Marriott officials announced some revised projections for the deal, including an increase in the amount saved through corporate synergies from $200 million to $250 million.
Marriott CFO Leeny Oberg said that increase comes from having spent that past six months working with Starwood officials to see how their companies are structured. She said some savings will come from revising how the companies’ international management is structured and from merging corporate operations.
“On the corporate side, we’re adding volume to structures and systems already in place, with functions like finance and human relations,” Oberg said. “A lot of those are fixed costs, and we don’t need to add a lot of people. We went department by department and area by area.”
Still a loyalty play
Sorenson reaffirmed Monday that the loyalty and distribution possibilities of the deal are still one of the primary drivers of merging with Starwood. He said he expects to operate Starwood Preferred Guest and Marriott Rewards in “a parallel way” for the near future, although he hopes to find ways to at least partially integrate the two sooner rather than later.
But over the long term, Sorenson has high hopes for a fully integrated loyalty program for the company’s 30 brands.
“We believe this will generate a hotel loyalty program that truly meets everything a guest wants, and we believe we can position this program so that customers can conclude there’s really no other program that they need to be members of,” Sorenson said. “We think this loyalty ecosystem gives us the best tool we can possibly have to compete in the digital marketplace.”
Brands to grow
Sorenson discussed a handful of Starwood’s brands that he believes represent significant opportunities for growth in a merged company, including Element, W, St. Regis, Aloft and The Luxury Collection.
Sorenson said Element possibly could be repositioned to operate as a competitor for sharing economy platforms like Airbnb and HomeAway.
Sorenson noted that he has been asked about the state of the Sheraton brand since the Marriott/Starwood deal was first announced in November. He said there are some positive signs for that brand, but there is also some fat to trim.
“Some hotels that are holding the brand back have to be deflagged,” he said.
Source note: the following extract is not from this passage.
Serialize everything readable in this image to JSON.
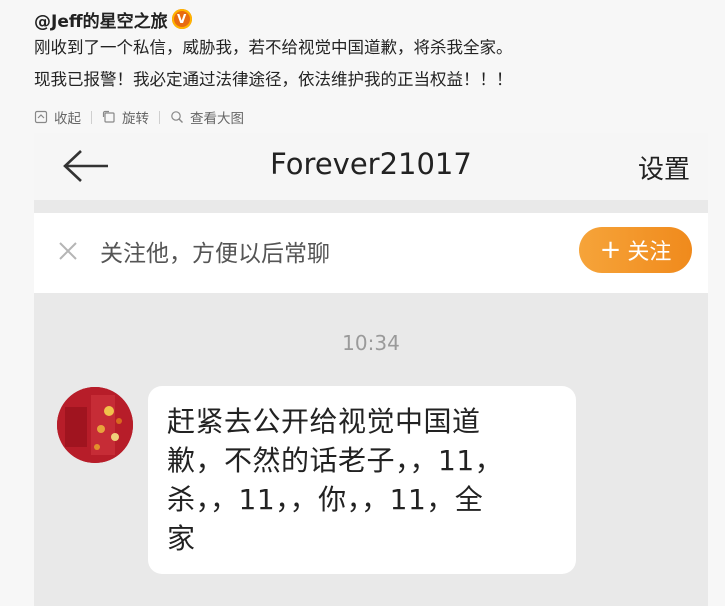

Marriott officials reiterated their growth expectations Monday forecasting worldwide revenue per available room growth from 2% to 4% for the first quarter of 2016 and 3% to 5% for the full year. The company is also expecting an 8% gross (7% net) increase in rooms for the year without factoring in the potential Starwood acquisition. Marriott’s worldwide RevPAR has grown 3.5% year to date through February.
Sorenson said Marriott officials are optimistic they can see similar growth with Starwood’s brands if the merger goes through by capitalizing on the joint selling power of the merged companies.
“We can create a sales force that is stronger and more efficient because of the power of these two platforms,” he said.